The federalists must demand the direct election, by the free European peoples, of a European constituent assembly, and that the constitution voted on by this assembly be put to popular referenda for ratification. They know very well that, at the present time, no government is ready to accept this procedure. They outline it as a way of underlining their total rejection of the nation-states, to make it clear that the European constitution must, at its outset, possess European democratic legitimacy, in other words, that the organ that draws up its constitution cannot be made up of diplomats or national parliamentary delegations, but must comprise representatives of the European people, chosen to carry out a European action; equally, its sanctioning upon completion must have European democratic legitimacy: the Yes or No must come from the peoples, not from their national parliaments, which can legislate only on national matters.
What we must obtain from the national governments and parliaments is that they relinquish their illegitimate sovereignty in those fields in which they are no longer able to exercise it, agreeing to the convening of a European constituent assembly.
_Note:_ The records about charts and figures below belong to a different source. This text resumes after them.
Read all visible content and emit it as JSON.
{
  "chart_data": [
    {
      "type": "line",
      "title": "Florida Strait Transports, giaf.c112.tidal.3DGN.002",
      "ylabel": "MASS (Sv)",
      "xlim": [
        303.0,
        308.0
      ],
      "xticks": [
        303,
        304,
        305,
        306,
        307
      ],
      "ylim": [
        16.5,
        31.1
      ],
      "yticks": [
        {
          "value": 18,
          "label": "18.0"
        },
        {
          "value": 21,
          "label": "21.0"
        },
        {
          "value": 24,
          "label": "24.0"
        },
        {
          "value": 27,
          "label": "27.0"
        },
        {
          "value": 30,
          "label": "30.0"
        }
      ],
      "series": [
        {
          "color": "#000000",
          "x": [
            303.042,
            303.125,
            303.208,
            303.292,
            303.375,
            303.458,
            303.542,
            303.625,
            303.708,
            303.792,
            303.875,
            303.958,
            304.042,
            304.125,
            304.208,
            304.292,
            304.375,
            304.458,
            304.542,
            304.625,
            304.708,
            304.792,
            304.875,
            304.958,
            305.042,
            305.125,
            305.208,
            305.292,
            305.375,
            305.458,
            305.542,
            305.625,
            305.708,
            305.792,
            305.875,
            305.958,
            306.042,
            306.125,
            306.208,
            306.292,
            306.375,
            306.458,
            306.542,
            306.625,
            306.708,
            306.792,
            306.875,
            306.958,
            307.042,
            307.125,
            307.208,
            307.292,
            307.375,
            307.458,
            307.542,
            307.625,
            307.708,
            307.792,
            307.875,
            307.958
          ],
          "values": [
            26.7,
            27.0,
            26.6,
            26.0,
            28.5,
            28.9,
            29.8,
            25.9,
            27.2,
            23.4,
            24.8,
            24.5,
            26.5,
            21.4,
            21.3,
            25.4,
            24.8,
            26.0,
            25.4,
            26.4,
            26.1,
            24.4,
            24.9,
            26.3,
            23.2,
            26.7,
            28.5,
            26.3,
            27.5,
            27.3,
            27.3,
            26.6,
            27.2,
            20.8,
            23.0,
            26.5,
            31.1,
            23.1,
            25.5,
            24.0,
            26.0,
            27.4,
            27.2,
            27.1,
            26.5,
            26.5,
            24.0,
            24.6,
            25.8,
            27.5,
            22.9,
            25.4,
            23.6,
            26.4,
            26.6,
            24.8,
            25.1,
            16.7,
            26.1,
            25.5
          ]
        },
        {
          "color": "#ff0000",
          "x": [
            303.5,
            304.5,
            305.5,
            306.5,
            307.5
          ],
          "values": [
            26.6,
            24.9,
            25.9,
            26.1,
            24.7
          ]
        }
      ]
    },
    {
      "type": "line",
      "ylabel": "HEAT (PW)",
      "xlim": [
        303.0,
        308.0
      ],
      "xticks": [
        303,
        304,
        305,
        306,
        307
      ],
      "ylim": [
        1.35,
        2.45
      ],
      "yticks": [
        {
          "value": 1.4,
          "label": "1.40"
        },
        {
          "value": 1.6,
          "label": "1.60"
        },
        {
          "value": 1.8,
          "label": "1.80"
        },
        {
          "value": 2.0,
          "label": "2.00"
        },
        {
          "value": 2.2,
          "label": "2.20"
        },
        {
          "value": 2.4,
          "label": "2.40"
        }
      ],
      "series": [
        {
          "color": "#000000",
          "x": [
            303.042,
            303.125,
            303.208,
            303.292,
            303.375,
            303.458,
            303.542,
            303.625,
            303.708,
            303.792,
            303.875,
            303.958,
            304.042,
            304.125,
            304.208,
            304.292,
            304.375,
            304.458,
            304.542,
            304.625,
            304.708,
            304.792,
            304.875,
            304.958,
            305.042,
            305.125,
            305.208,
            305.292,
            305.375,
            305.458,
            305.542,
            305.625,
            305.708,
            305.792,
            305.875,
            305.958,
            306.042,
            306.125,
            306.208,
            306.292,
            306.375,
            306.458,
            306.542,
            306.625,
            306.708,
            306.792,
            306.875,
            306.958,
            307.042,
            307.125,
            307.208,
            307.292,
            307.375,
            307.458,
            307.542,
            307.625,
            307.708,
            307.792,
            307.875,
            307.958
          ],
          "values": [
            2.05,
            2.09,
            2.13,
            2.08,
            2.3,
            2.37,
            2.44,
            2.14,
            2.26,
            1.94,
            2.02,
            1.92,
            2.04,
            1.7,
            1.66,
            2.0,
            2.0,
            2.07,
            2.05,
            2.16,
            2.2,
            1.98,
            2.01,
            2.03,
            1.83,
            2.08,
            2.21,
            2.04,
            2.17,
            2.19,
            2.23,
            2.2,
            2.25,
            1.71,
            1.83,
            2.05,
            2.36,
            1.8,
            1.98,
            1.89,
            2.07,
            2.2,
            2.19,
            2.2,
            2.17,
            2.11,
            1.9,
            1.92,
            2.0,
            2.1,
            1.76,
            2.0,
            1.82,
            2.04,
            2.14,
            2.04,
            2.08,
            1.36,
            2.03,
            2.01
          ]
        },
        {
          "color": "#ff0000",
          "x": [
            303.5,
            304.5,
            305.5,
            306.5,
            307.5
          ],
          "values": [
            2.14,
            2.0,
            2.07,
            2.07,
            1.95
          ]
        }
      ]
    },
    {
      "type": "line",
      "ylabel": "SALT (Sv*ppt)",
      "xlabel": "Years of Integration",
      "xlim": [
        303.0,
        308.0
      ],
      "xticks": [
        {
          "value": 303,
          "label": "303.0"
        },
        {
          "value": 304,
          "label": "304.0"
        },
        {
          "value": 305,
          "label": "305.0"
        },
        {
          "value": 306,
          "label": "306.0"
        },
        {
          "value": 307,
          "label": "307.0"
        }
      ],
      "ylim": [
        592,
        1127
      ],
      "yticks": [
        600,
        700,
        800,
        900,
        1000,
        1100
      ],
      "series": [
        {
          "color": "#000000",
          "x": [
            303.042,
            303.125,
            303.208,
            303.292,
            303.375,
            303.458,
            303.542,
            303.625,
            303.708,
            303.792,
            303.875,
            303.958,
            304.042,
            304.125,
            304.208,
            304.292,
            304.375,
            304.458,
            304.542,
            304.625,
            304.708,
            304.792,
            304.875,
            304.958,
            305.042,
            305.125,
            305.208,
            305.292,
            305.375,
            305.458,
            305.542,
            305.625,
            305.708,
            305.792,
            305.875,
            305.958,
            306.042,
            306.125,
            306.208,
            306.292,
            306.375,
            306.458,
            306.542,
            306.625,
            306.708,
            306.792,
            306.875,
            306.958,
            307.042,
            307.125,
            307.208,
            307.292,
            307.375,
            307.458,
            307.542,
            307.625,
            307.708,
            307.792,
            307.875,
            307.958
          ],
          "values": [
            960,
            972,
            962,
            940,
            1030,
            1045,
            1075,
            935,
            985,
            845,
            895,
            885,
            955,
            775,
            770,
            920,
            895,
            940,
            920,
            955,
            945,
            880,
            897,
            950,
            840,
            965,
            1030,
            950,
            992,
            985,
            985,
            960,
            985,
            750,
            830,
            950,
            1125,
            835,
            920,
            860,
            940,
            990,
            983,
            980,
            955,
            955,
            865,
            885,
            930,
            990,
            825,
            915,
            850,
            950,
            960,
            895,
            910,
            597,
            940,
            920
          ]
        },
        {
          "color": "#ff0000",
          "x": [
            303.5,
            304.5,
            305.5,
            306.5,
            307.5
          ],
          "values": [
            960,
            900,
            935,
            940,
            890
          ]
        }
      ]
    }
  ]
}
This relinquishment may be secured only when a new, blatant demonstration of the impotence of our states — and this day will come, sooner or later, in some situation or another — coincides with a rebellious federalist consciousness, a hundred times stronger, more widespread and more self-assured than it is today.
To prepare for this new action, so different from and yet so profoundly consequent upon that which we have carried forward until today, is the task that faces us now.

* In L’Europa non cade dal cielo, Bologna, Il Mulino, 1960.